Universities can minimize or forego salary raises, and they can reduce the number of tenure track positions. That has been a national trend, according to the American Association of University Professors, and has required existing faculty to take on larger workloads without additional compensation.

Starting to reinvest

The good news in Illinois, according to Martire, is that under Gov. J.B. Pritzker’s administration, the state has started to boost public funding for higher education. In his current budget proposal, the governor requested an additional 7% in funding.

“But we’ve got a long way to go to even make up for where we were 20 years ago, much less get to a level where a university can have adequate resources to serve the student populations they want to serve,” Martire said.

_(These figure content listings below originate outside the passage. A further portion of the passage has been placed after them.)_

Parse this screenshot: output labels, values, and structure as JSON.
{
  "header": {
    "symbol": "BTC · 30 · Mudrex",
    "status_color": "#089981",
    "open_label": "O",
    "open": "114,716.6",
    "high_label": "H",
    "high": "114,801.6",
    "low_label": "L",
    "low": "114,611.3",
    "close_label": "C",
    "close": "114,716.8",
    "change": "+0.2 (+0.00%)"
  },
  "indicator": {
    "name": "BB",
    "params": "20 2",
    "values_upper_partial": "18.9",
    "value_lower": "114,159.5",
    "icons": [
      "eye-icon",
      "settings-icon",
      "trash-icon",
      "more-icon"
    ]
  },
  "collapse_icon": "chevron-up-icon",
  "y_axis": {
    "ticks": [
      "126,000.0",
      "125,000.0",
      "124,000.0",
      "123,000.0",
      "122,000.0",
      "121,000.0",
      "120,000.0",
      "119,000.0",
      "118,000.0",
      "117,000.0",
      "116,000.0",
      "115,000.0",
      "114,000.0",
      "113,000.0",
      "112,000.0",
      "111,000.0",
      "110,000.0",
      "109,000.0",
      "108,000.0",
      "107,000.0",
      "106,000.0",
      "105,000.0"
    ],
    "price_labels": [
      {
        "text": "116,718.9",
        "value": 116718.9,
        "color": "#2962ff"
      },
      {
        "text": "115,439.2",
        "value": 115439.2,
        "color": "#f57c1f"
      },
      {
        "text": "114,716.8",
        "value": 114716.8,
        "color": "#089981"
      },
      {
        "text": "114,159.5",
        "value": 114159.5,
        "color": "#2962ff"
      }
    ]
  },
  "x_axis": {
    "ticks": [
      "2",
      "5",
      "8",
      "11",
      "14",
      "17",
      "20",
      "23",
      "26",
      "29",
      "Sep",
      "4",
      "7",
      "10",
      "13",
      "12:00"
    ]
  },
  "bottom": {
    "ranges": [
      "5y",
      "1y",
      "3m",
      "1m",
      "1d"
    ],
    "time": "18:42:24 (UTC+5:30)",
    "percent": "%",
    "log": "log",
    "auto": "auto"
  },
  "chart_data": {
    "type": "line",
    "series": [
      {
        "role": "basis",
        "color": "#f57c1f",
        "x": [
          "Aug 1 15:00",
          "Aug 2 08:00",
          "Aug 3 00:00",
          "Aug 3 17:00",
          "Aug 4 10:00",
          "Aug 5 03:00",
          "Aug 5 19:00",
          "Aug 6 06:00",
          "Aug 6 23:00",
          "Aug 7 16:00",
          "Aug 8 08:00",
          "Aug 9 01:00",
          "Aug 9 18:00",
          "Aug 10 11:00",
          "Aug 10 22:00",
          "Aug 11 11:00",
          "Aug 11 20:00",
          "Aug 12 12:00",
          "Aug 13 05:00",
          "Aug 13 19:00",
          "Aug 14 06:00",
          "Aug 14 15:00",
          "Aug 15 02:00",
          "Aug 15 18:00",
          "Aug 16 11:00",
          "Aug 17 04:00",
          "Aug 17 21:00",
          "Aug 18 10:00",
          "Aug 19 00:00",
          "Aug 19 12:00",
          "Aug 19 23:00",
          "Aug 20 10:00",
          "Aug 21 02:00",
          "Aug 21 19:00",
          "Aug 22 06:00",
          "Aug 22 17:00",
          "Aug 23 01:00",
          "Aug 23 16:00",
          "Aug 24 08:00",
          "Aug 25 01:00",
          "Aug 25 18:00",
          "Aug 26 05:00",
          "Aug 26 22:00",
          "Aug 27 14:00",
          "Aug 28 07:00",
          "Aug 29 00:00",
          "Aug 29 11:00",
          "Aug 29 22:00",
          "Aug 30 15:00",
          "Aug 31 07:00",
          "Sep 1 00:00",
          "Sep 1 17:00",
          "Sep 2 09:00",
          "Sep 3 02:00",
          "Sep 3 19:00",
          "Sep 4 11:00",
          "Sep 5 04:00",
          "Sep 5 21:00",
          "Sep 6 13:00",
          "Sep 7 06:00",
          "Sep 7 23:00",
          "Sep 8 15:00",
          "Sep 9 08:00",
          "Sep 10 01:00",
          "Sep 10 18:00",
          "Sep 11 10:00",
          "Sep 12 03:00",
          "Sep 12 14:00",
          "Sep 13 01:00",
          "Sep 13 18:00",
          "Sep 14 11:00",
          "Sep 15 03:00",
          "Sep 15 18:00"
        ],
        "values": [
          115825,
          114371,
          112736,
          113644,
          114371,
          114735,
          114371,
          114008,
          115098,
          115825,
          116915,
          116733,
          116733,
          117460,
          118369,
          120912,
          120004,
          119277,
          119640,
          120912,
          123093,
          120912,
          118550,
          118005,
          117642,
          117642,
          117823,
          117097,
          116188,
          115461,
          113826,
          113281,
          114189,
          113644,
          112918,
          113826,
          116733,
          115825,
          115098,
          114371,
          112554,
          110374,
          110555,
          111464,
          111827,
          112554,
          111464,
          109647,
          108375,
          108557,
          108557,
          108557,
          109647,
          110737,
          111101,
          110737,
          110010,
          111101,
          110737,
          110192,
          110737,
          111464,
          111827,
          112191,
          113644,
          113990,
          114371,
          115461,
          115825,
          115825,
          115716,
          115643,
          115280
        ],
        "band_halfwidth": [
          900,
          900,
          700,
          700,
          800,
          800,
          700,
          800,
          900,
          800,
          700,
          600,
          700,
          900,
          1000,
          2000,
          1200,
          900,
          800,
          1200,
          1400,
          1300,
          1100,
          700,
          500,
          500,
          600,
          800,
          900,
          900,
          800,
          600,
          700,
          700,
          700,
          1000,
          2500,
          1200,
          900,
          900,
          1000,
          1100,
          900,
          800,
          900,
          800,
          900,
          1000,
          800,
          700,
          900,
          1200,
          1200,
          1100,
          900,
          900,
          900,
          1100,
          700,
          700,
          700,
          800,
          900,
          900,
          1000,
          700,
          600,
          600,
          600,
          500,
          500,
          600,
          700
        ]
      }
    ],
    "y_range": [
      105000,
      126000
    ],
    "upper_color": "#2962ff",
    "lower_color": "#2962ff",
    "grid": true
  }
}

A state commission currently is searching for a new model to fund higher education, with the goal of increasing equity, adequacy and sustainability. It is due to release a report in July.

Hu hopes the proposal will take into account the differing missions and needs of each university and its students.

“We need to make every effort to make us stay affordable, and to stay accessible for our students,” Hu said of the state’s regional universities. “Otherwise, we are irrelevant.”

Lisa Philip covers higher education for WBEZ, in partnership with Open Campus.